Он существенно связан со всею тварью и не чуждается ничего, свойственного твари; но у него, в его ощущении твари, нет похоти. Он глубоко проникает в тайны неба и земли, и не лишен ведения их, но у него, в его познании тайн, нет горделивости. Дурная бесконечность необузданности, как в мире материальном, так и в мире интеллектуальном, безусловно изгнана из него, ибо она подсечена в самом корне своем, в сердце. У негр нетленное тело и нетленный ум. И, мало того, даже неду-хоносные люди от подвижника получают силы для лучшего отношения к твари.

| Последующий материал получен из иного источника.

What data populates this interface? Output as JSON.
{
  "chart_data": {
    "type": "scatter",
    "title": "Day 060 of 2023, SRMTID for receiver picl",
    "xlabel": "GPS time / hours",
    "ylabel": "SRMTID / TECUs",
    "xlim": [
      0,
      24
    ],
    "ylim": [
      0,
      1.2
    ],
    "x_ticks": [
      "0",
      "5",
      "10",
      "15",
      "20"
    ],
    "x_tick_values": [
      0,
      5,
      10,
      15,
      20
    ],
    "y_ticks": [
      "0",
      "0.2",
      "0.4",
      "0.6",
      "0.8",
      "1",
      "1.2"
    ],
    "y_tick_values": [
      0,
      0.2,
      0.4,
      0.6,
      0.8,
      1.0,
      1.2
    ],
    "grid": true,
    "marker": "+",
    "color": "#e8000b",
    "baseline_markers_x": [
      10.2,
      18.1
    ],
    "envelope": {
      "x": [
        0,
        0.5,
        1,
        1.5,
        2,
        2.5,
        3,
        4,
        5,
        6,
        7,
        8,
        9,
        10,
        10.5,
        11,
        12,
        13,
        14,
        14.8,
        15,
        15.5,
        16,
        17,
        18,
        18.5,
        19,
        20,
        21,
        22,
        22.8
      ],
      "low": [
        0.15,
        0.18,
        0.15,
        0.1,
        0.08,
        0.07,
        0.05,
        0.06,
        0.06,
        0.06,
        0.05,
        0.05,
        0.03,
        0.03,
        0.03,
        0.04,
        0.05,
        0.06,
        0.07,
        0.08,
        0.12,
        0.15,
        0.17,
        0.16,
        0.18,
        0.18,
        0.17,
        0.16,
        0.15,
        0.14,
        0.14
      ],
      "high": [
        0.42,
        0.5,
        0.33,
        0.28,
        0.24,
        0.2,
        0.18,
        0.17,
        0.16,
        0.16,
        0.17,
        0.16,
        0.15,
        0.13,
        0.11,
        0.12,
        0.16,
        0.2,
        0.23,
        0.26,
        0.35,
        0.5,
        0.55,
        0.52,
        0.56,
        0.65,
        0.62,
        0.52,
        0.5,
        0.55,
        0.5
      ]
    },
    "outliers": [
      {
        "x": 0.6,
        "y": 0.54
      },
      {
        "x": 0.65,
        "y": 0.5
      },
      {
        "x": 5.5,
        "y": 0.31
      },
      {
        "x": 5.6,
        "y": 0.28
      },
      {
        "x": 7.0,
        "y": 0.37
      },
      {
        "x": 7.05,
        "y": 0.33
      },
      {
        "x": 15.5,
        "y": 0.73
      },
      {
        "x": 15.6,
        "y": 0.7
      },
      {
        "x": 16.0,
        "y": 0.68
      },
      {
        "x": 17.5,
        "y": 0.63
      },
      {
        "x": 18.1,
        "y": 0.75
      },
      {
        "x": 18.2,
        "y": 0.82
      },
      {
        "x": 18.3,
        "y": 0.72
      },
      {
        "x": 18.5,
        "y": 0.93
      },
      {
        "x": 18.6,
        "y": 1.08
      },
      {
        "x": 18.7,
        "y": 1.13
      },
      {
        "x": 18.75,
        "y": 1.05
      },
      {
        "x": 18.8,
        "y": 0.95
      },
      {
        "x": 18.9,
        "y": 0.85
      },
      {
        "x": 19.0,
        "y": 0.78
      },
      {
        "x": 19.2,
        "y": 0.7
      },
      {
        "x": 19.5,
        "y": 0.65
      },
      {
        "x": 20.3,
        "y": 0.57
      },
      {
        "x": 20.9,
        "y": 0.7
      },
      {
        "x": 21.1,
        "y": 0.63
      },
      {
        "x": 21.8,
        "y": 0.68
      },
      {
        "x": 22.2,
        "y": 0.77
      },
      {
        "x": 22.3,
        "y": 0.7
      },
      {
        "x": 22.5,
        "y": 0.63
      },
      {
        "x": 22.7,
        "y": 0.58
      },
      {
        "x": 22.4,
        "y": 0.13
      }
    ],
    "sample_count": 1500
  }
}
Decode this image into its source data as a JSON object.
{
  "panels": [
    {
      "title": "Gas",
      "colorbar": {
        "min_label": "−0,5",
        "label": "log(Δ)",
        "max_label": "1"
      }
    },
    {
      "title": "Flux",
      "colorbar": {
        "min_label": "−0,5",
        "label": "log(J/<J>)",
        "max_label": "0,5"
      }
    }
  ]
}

Одухотворенный подвижник как бы воспаряет над естеством. «Кто из людей сильных, — говорит Макарий Великий, [480] — или мудрых, или благоразумных, пребывая еще на земле, восходил на небо и там совершал дела духовные, созерцая красоты духа? А теперь кто-либо, по наружности нищий, нищий до крайности и униженный и даже вовсе незнаемый соседями, повергается ниц лицом своим пред Богом и, путеводимый Духом, восходит на небо и с несомненной уверенностью в душе наслаждается тамошними чудесами». А, по словам Никиты Стифата (Νικήτας Στυθάτης),[481] «когда кто содёлается причастным Духа Святого и силу Его познает из неизреченного некоего Его в себе действа и благоухания, которое ощутимо обнаружится даже и в теле, тогда в пределах естества пребывать таковой не может — не чувствует он ни голода, ни жажды, ни других нужд естества». Он преображается, и все свойства естества его меняются. «Имеющий благодать, — говорит преп. Maкарий Великий, [482] — имеет иной ум, иной смысл, и иную мудрость, нежели какова мудрость мира сего». Он — во всем иной, он — шок. Самое иночество есть ничто иное, как духовность, и духовность не может не быть иночеством. И тут, для иноческого сознания иным делается и весь мир. Уходя от мирской жизни инок предается жизни мировой. «По внутреннему настроению души, — говорит Никита Стифат, [483] — изменяется естество вещей»; «кто достиг истинной молитвы и любви, — свидетельствует он же,[484] — тот не имеет различения вещей, не различает праведного от грешного, но всех равно любит и не осуждает, как и Бог сияет Солнце и дождит на праведных и неправедных». Благословляя вселенную, подвижник всюду и всегда видит в вещах знамения Божий и Божий письмена; всякое творение для него — лествица, по которой ангелы Божий нисходят в земную юдоль; все дольнее — отображение горнего. Вся природа — «книга» для него, как сказал про себя преп. Антоний Великий. [485]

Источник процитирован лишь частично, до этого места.